Try capturing the insert in the profiler and you can check to see which part of trigger is taking long time to finish. Sounds like there is a lock which is preventing the insert from happening faster.
thanx rage, i’ll do hat and come back with the results

The locks are the bottleneck. If for example, a certain process holds an exclusive lock on a table, than other processes that wish to modify or read (committed) data from it will have to wait until this lock is released. CPU has nothing to do yet everything’s slow. In this case the things you would want to check is why is process obtainning a table lock. Maybe it can be solved with a better choice of indexes. Maybe your transaction isolation level is higher than what you need. Maybe you are using a lock hint that is causing the problem.

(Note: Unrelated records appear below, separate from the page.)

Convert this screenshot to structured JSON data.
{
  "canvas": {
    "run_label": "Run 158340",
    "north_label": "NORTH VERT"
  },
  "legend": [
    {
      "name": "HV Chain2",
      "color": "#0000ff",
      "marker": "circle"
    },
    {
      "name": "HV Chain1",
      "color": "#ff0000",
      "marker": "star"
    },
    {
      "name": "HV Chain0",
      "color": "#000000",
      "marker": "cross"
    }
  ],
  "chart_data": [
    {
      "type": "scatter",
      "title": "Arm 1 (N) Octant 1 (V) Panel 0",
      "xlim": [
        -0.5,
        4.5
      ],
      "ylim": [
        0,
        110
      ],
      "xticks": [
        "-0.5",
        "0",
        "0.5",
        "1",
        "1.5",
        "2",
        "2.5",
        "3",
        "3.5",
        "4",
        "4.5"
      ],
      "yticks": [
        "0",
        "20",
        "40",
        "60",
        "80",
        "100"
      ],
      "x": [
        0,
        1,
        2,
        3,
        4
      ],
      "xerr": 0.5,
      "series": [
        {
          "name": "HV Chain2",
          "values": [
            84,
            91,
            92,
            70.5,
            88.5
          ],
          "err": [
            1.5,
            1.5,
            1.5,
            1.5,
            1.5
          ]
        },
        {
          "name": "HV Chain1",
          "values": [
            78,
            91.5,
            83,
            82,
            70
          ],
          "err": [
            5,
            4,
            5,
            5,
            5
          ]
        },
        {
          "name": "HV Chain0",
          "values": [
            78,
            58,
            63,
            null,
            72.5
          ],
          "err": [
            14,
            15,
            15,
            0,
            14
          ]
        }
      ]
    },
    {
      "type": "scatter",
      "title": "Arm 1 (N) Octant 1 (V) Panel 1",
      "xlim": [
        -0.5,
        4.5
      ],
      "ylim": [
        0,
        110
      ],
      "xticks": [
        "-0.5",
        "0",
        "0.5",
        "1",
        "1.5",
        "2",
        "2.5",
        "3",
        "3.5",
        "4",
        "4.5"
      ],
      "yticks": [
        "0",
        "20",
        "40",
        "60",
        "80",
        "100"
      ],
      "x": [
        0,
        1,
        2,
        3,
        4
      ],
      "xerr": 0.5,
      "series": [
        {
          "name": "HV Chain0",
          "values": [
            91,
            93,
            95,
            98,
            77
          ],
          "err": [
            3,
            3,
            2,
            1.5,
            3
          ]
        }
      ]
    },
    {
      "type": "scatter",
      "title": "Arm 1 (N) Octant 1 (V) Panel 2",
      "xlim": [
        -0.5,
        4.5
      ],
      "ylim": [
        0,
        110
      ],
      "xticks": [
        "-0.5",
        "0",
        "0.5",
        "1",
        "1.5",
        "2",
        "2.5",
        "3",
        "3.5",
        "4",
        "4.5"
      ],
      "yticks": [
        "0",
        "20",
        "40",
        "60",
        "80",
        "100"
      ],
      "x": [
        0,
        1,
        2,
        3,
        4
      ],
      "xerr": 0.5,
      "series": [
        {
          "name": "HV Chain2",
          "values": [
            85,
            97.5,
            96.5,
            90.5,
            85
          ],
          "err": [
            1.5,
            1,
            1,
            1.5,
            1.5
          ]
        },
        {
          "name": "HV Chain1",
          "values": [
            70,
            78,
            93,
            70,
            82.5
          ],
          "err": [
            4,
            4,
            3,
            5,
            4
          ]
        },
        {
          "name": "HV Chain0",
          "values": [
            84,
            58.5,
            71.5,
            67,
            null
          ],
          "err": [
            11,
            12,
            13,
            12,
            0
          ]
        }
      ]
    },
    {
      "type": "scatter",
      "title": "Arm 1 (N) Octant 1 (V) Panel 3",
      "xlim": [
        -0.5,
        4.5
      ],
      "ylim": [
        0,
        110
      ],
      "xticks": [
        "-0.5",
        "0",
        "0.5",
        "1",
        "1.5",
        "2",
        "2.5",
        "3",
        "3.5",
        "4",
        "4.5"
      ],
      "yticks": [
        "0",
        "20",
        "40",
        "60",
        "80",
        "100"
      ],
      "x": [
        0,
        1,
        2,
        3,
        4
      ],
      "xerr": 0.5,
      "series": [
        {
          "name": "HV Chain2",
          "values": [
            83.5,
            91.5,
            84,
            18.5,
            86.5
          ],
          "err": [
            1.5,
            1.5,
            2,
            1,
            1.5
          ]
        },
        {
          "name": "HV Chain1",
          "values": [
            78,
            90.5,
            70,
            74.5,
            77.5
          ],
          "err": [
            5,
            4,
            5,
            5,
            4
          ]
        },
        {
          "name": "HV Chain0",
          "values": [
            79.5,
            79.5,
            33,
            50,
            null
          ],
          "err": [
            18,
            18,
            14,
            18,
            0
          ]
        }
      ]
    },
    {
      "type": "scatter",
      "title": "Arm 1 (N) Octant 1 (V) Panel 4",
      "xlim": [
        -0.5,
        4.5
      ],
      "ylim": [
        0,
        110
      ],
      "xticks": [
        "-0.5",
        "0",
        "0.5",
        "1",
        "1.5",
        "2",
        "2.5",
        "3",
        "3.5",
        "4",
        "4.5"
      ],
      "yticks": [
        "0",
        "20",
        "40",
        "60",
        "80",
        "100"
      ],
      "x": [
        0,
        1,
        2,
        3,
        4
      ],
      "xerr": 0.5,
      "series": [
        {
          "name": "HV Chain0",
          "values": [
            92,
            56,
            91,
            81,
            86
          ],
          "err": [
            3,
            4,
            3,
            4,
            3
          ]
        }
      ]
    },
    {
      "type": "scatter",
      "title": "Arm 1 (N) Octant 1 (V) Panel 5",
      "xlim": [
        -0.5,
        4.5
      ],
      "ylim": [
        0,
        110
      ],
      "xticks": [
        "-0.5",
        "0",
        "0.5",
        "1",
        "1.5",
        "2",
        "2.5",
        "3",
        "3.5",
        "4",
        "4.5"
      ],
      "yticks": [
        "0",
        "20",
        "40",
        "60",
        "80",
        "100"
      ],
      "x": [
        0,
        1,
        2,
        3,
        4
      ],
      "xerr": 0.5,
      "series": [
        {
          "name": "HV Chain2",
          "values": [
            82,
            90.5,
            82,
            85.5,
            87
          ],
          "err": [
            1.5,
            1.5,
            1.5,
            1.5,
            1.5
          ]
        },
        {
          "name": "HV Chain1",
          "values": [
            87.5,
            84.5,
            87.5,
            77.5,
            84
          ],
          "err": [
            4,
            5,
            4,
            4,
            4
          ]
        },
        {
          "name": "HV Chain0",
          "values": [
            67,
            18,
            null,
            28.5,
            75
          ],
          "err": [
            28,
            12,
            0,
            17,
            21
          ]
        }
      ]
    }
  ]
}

You said you are inserting to "feed" table and that the triggers are inserting rows to other table. Try to first identity the objects (tables) that are causing the locks you were talking about.
If you run sp_lock with sp_who2 you can see which process is holding what lock on what resource and it’s duration. together with a trace that monitors the activity it should give you a better idea of the source of the problem.
If you post some code, maybe we could help more.
Again, I would recommand you read a bit about b/locks. The links above, BOL and Inside SQL Server are good sources.
Follow the refernce by Bambola and this link Satya SKJ
This posting is provided “AS IS” with no rights for the sake of knowledge sharing.
Thanx a million. I am in the process of trying to identify the locks,
I’ll get back to you as soon as I find out whats causing the locks. thanx again!